1 – Laissons les copains, il nous faut partir
Une fois encor’ larguer les aussières
Pour l’irrésistible appel de la mer
On ne voit mêm’ pas ses enfants grandir
Si nous partageons souvent nos amours
Celui que l’on a pour la grande bleue
Commence à nous jouer de biens vilains tours
Et nos cœurs sont las de tous ces adieux.

2 – Toutes voil’s dehors navigue ô barreur
Les amur’s tendues sous les vents du nord
Monter la coupée, c’est un dur labeur
Lorsque sont éteints tous les feux du bord
Ils ne savent pas que nos cœurs sont lourds
D’avoir trop vécu hors de leur pays
Souffrez Dieux des mers et doux alcyons
Que tous nos regrets se noient dans l’oubli.

3 – On a bien du mal à faire quatre pas
Sur cette jetée qui conduit au Vieux
Pour un rendez-vous avec le grand mât
Lui qui est à bord le maître après Dieu
La tempêt’ ce soir souffle dans les bars
La gueul’ dans le vent, force dix beaufort
Debout les vigies dans les sémaphores
C’est mon tour de veill’ pour le dernier quart.

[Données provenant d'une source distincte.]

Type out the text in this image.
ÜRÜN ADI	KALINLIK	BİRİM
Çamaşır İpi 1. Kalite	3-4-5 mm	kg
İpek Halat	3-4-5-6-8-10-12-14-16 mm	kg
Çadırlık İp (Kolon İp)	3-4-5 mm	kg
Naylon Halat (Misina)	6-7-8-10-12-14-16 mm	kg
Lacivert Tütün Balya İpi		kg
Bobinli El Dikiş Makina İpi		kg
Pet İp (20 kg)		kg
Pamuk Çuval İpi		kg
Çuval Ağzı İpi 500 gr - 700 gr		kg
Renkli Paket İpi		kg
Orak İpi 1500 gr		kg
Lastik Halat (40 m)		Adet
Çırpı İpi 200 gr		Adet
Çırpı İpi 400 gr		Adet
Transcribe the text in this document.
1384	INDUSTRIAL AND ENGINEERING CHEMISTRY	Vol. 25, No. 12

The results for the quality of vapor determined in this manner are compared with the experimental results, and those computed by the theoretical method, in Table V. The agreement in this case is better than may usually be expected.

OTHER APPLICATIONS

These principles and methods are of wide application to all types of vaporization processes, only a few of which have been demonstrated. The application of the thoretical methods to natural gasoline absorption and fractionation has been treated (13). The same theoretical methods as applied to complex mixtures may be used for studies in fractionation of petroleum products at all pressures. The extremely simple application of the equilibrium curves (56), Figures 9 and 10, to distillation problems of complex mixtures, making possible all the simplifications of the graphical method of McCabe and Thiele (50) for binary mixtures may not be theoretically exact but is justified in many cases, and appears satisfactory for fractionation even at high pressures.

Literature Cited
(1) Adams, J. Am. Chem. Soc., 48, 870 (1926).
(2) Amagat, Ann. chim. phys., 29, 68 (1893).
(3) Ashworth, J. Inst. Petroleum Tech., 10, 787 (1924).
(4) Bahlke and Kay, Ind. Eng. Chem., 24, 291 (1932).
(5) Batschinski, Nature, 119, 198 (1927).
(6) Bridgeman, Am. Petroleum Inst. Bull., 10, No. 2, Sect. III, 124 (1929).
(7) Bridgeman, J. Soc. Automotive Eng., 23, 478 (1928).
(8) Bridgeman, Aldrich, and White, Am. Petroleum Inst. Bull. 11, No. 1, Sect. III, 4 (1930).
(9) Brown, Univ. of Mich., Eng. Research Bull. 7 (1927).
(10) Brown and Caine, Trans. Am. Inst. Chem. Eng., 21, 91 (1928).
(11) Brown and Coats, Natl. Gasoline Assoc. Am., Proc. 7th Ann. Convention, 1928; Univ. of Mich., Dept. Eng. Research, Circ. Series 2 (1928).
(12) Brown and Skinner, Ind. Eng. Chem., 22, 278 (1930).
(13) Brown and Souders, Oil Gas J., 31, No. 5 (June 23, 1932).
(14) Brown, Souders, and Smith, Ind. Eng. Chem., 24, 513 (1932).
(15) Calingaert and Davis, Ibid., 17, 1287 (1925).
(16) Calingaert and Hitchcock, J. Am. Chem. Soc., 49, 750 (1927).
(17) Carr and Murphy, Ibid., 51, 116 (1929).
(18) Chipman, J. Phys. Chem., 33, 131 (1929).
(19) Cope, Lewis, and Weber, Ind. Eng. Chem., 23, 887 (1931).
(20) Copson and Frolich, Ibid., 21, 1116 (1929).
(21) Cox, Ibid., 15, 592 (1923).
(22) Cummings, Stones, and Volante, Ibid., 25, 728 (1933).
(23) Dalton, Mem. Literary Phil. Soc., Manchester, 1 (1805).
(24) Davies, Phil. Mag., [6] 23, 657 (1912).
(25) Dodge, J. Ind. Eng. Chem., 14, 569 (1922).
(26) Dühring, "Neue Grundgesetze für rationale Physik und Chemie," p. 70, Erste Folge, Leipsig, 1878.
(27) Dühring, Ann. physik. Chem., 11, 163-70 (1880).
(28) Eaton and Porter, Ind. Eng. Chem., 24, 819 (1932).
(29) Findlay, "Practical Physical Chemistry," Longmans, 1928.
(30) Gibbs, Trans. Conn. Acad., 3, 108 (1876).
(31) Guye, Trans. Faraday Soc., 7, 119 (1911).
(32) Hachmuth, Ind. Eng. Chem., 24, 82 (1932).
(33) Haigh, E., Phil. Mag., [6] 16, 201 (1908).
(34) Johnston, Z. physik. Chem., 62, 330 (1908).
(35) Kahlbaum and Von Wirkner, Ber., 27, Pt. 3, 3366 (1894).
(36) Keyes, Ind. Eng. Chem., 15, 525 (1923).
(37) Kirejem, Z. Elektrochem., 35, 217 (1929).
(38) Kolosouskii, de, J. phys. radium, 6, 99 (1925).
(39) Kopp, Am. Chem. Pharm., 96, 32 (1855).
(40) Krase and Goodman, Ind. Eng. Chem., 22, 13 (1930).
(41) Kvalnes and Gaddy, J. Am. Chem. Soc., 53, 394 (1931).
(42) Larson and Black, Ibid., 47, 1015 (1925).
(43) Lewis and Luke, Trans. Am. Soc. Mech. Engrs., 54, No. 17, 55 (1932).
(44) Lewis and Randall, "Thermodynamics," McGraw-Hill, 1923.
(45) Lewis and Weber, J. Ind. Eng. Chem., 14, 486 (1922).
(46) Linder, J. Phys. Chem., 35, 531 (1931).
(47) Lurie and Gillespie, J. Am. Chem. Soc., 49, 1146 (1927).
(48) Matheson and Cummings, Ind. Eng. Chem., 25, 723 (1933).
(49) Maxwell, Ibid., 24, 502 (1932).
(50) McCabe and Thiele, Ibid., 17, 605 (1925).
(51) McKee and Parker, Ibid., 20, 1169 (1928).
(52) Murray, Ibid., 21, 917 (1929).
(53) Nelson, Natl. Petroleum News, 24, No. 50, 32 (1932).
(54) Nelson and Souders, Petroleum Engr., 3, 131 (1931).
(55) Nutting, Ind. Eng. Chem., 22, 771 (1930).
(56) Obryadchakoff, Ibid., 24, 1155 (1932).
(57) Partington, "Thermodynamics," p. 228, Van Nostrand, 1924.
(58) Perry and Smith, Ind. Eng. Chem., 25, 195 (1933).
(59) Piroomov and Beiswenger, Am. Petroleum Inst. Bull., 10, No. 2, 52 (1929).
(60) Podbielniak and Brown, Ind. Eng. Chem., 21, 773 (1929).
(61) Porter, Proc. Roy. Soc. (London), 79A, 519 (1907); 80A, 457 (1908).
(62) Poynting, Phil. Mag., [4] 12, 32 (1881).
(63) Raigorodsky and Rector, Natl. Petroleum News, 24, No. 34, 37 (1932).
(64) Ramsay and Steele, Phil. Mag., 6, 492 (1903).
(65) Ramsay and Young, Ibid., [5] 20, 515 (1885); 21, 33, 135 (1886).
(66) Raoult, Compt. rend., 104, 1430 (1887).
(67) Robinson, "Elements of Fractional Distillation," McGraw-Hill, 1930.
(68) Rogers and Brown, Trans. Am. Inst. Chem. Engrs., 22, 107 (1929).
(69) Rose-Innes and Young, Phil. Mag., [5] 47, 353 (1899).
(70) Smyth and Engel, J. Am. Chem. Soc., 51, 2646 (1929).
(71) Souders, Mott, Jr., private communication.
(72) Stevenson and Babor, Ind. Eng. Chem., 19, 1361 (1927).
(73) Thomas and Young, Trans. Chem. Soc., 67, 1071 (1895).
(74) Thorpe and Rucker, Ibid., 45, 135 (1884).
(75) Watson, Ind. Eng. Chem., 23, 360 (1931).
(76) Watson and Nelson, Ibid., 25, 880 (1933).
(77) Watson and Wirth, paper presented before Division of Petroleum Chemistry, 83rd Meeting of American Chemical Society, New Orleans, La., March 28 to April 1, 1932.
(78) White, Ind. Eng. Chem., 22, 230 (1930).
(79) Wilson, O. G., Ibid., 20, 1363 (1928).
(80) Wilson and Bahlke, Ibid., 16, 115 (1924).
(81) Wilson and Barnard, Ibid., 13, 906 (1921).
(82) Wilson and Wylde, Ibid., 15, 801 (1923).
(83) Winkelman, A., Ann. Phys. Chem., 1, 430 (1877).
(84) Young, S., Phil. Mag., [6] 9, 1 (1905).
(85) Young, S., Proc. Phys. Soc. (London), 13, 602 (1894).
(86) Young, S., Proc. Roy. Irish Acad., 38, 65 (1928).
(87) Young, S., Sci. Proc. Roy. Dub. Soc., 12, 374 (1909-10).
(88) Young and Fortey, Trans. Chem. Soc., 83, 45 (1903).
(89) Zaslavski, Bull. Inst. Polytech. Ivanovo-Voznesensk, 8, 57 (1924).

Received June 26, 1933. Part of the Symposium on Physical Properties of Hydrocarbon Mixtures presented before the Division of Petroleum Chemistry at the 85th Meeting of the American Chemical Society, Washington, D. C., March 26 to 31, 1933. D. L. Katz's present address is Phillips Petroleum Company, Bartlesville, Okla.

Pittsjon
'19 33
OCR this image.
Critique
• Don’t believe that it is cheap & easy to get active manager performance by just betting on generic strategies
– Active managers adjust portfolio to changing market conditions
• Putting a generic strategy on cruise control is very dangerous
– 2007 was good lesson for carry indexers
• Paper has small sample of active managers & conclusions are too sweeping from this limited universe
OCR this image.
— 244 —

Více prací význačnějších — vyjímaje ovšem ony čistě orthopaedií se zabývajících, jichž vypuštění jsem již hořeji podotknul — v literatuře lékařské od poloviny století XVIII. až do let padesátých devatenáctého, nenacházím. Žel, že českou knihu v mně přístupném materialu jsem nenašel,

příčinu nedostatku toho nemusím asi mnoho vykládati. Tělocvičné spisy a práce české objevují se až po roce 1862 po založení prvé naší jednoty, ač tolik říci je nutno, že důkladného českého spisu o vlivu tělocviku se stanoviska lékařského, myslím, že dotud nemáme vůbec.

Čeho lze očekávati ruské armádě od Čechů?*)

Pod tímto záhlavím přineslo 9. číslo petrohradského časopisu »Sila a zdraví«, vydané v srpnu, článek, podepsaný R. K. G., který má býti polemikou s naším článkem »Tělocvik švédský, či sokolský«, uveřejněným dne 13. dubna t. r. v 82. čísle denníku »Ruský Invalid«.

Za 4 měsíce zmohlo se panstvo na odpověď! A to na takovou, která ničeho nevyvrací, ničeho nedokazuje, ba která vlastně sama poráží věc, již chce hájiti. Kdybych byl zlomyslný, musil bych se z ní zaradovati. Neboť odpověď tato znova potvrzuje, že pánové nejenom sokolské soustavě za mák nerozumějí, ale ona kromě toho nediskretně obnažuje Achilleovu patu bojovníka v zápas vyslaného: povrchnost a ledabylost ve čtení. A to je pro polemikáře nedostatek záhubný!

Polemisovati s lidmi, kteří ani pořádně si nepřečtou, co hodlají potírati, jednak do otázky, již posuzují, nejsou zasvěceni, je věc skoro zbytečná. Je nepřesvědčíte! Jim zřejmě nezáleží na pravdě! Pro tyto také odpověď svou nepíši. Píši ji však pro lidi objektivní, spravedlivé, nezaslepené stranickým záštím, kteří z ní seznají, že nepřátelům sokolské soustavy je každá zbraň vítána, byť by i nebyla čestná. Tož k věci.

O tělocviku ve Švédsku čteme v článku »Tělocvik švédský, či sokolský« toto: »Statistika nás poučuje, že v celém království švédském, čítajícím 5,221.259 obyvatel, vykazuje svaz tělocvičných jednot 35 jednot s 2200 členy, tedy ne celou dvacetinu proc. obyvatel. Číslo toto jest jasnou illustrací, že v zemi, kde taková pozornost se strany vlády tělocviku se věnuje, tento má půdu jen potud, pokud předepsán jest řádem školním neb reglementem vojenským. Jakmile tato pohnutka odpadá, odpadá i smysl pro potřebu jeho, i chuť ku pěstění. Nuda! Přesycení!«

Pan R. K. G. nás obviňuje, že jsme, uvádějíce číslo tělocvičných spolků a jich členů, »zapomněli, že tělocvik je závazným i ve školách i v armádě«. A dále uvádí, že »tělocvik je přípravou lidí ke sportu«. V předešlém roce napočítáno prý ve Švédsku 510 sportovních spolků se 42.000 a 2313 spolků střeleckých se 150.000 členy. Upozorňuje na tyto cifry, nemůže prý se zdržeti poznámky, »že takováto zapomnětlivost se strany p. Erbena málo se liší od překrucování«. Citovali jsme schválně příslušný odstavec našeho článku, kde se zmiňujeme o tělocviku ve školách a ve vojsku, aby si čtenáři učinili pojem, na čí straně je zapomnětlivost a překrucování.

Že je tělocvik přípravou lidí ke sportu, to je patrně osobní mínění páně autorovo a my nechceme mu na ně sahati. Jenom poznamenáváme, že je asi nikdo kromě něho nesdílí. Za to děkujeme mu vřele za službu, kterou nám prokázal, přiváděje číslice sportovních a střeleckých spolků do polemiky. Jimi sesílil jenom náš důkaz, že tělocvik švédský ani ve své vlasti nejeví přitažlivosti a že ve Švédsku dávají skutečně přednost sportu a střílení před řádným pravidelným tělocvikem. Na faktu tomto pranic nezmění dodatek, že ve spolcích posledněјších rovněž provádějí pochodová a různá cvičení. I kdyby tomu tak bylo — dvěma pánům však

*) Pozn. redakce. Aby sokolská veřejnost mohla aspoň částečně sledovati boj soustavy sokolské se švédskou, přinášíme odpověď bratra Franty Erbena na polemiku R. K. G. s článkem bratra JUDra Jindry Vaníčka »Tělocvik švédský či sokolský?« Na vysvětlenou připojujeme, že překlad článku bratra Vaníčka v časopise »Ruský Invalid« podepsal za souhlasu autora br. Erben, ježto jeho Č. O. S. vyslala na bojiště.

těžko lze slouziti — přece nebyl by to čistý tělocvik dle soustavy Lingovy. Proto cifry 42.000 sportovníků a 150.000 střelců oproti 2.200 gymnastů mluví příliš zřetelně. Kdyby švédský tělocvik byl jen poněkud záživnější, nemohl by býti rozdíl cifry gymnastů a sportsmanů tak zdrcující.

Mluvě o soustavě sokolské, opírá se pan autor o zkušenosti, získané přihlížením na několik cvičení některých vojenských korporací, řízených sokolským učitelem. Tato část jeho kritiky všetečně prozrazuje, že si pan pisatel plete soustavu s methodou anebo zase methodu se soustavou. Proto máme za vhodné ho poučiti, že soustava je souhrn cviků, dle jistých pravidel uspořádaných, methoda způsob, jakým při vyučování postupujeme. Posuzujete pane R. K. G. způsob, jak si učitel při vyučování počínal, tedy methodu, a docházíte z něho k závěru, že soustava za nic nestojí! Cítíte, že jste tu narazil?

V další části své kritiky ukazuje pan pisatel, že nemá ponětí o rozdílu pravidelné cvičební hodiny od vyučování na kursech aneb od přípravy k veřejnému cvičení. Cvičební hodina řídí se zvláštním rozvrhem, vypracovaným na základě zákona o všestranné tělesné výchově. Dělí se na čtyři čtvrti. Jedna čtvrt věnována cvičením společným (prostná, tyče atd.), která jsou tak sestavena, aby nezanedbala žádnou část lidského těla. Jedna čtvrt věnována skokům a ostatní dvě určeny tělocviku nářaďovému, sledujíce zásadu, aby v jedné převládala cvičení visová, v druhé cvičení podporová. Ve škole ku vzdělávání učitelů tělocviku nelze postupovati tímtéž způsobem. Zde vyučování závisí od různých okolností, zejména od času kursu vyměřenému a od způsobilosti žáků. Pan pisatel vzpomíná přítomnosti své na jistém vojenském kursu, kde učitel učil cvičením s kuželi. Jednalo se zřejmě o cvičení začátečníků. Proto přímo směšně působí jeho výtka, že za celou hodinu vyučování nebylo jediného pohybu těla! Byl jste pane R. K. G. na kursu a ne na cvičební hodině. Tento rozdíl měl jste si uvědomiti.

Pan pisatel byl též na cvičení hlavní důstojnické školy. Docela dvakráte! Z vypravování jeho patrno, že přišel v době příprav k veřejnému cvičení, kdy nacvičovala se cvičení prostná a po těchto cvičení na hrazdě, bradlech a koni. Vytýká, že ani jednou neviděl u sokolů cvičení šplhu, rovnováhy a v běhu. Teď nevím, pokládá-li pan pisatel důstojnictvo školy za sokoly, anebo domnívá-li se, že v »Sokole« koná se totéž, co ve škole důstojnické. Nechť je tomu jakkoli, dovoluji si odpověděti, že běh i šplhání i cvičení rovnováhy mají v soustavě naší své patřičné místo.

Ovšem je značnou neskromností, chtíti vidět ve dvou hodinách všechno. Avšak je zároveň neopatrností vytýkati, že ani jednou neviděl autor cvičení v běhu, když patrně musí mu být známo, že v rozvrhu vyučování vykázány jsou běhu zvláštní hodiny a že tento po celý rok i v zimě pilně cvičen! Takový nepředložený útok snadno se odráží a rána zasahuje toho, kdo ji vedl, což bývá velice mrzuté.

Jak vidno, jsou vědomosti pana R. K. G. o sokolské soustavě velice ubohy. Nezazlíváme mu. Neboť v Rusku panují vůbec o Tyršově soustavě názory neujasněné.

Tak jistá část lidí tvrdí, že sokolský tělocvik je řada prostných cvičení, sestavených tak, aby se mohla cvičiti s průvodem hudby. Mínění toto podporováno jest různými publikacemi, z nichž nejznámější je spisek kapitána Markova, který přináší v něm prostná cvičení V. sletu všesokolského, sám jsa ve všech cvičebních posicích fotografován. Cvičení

4 – Le bateau à quai qui gîte à bâbord
Si je ne suis pas trahi par mes yeux
On a oublié pour lui les accores
Qui donn’nt au navire un profil gracieux
S’il faut écoper, ouvrons les sabords
Laissons à la terre tout’s ses dévotions
Neptune est plus grand que les dieux du port
Berce-toi Bacchus au chant des tritons.

À propos

L’auteur compositeur de "Allez les marins" est Freddie Breizirland.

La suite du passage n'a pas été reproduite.